Filipino lawyer and jurist

Louis Paredes Acosta (born June 21, 1961) is a Filipino lawyer and jurist who currently serves as an Associate Justice of the Court of Appeals of the Philippines. He was appointed to the appellate court on March 2, 2017, by President Rodrigo Duterte.

== Early life and education ==
Louis Acosta was born on June 21, 1961, the ninth child of Judge Eficio B. Acosta of the Court of First Instance of Pasig City, and Porfiria Paredes Acosta, a school teacher. He is also the younger brother of retired Court of Appeals Associate Justice Francisco “Nick” Acosta.

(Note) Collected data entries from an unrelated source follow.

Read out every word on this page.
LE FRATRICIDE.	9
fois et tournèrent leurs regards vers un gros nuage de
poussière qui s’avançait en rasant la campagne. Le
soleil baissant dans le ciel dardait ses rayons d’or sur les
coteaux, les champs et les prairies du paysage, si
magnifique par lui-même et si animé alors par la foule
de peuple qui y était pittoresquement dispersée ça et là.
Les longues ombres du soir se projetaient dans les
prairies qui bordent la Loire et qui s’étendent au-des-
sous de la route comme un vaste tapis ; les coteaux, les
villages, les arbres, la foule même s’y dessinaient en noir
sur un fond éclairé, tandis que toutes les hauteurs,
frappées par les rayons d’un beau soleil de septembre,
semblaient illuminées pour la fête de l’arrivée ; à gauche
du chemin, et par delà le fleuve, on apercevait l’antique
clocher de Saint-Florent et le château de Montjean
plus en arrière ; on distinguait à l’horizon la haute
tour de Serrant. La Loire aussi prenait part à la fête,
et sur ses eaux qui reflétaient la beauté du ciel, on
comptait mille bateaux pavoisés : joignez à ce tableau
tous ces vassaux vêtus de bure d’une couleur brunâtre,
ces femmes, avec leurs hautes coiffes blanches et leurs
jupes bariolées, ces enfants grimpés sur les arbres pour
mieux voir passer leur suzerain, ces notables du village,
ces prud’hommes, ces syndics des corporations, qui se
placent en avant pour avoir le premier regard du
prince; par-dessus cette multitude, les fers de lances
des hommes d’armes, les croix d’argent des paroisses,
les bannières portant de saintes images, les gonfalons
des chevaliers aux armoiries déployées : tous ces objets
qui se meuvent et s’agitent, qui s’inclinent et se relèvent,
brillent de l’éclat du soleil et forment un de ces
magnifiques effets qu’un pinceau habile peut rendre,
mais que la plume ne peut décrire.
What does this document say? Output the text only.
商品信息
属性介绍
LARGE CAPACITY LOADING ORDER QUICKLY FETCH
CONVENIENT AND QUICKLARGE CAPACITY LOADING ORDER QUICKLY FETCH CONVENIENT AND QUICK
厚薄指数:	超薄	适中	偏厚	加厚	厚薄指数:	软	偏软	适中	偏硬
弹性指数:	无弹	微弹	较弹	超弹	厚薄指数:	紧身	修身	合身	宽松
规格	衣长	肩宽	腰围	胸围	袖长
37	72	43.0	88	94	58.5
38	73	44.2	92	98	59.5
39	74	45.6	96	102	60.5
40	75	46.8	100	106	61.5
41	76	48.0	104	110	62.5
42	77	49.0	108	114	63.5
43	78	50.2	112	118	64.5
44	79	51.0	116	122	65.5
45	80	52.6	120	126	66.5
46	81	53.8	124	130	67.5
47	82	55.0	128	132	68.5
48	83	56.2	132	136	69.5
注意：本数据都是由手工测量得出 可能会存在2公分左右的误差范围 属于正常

He finished his elementary and secondary education at St. Louis School in Solano, Nueva Vizcaya. Acosta earned his Bachelor of Arts in economics, with a minor in Mathematics, from San Beda College. He later obtained his Bachelor of Laws degree from the University of the Philippines and the University of Manila.

== Career ==
After eleven years of private law practice, Acosta joined the judiciary in 2004 when he was appointed Presiding Judge of the Regional Trial Court (RTC) Branch 32 in Surigao del Norte.

He was later transferred to Branch 70 of the Taguig City RTC, where he served until 2015, concluding eleven years of service as a trial court judge. An active member of the Philippine Judges Association, Acosta served as one of its officers from 2007 until his appointment to the Court of Appeals.

On March 2, 2017, President Rodrigo Duterte appointed Acosta as Associate Justice of the Court of Appeals, where he was assigned to the Cagayan de Oro station.